Never was the prophecy so visibly realized: The tabernacle of God shall be with men.

Lewiston is the only large city giving a majority against the amendment. So far as learned, the women did not come out in that place.

Evening.—Sure of my fifty thousand.

L. S.

I do not know how the foregoing extracts read to those fond of fictitious stories, but to me they have the ring of an epic; they are so real, so true-hearted, so full of humanity’s sacred aspiration toward a Golden Age

“Of sweeter manners, purer laws!”

It is record of heart-words. So far as I have learned, all the temperance societies of the state had but twelve hundred dollars to spend—five hundred given by Dr. R. H. McDonald, of California, and seven hundred from the Grand Lodge of Good Templars. The rank and file won the victory, and I believe the inspiration of their work was this motto given by the president of their state W. C. T. U. at the Gardiner Convention: Herein is my Father glorified, that ye bear much fruit. So shall ye be my disciples.

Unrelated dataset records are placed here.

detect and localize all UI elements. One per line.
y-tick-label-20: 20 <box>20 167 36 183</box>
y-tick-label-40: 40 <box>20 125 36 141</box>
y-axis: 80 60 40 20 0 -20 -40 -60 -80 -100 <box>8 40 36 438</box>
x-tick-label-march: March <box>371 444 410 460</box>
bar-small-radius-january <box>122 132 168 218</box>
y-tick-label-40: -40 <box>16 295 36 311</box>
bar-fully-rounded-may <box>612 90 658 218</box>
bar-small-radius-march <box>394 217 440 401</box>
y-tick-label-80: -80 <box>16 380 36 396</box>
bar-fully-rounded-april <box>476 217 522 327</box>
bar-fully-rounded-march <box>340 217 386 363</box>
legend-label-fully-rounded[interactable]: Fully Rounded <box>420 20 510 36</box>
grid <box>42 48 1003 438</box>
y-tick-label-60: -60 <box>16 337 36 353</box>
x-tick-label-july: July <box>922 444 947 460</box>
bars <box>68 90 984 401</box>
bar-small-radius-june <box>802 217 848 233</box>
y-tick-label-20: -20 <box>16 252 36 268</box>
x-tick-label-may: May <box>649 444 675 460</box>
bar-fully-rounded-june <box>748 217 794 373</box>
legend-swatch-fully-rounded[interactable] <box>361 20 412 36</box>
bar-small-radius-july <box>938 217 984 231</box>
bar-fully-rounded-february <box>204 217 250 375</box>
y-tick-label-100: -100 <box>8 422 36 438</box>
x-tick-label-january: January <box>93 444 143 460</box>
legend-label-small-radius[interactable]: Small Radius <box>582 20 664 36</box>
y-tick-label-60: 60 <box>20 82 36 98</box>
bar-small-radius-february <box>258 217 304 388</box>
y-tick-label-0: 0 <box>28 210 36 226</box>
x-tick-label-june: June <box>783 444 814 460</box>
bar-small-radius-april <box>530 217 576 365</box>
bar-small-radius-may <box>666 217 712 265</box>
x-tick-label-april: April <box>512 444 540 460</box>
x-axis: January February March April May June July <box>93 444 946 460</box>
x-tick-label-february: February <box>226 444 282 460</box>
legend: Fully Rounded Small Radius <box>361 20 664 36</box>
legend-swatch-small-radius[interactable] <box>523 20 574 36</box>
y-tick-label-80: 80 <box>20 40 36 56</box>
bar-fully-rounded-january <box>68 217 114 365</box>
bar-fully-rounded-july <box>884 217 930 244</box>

What is the lesson Maine can teach? It is expressed in the raison d’être of the now famous “Memorial” presented this year to all the presidential conventions by the National W. C. T. U., viz.: “The poison habits of the nation can be cured by an appeal to the intellect through argument, to the heart through sympathy, to the conscience through the motives of religion. The traffic in those poisons can best be handled by prohibitory law.”